The whole Riddick vs. the bounty hunters face-off would seem to reinforce the idea that, in Riddick’s universe, it’s the human types who pose the greatest threat to living happily ever after. But as this film’s trailers have already trumpeted, it isn’t about the people this time. It’s about the imminent onslaught of the slimiest horde of reptile-scorpion people-eaters since Sigourney Weaver went back to that other desolate planet and smacked down that alien queen. And if this film’s climactic siege doesn’t have you at least sitting up a little straighter in your seat, you probably shouldn’t be wasting any more time sitting through supersized B-movies that fall into the horror/thriller genre.

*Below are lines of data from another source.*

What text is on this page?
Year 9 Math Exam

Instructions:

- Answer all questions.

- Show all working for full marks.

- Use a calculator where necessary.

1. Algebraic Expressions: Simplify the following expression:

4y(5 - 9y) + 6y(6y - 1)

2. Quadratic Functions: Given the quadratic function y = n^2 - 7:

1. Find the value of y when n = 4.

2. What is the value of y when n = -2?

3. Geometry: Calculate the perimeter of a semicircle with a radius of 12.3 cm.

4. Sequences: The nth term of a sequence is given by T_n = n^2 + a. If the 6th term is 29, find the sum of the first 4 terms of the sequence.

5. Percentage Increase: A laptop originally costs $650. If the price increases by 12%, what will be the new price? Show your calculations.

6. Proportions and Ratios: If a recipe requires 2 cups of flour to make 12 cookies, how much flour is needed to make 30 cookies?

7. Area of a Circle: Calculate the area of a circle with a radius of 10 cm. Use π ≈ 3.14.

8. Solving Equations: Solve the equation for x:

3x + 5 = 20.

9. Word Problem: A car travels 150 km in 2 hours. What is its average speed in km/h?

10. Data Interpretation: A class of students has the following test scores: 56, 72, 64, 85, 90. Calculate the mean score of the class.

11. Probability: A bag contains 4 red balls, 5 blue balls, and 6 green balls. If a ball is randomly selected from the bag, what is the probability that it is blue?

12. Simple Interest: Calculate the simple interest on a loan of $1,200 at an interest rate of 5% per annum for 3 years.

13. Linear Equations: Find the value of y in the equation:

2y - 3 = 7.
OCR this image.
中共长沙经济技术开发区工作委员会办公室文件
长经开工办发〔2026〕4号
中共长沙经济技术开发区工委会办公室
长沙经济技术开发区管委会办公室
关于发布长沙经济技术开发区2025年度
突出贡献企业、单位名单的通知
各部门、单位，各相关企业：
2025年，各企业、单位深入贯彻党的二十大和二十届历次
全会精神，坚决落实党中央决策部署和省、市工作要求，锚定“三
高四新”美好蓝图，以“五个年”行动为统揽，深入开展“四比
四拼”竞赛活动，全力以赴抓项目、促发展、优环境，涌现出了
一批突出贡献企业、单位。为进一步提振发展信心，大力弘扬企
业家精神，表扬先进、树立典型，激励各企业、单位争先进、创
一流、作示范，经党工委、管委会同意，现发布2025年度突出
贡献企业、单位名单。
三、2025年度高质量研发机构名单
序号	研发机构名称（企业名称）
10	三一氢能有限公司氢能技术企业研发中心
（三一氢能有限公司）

After the commercial and critical epic fail of The Chronicles of Riddick, conventional wisdom had it that Riddick movies had no future as a franchise. But given the overall strength of this very solid comeback, there is now no reason not to entertain the possibilities of further adventures (as long as they don’t involve a return to the Chronicles “Underverse”). Diesel has already said that he’s on board for the two more that David Twohy reportedly wants to make. And if it takes Twohy another near-decade to come up with a decent enough idea, so be it. We’ll be waiting, with rebooted anticipation.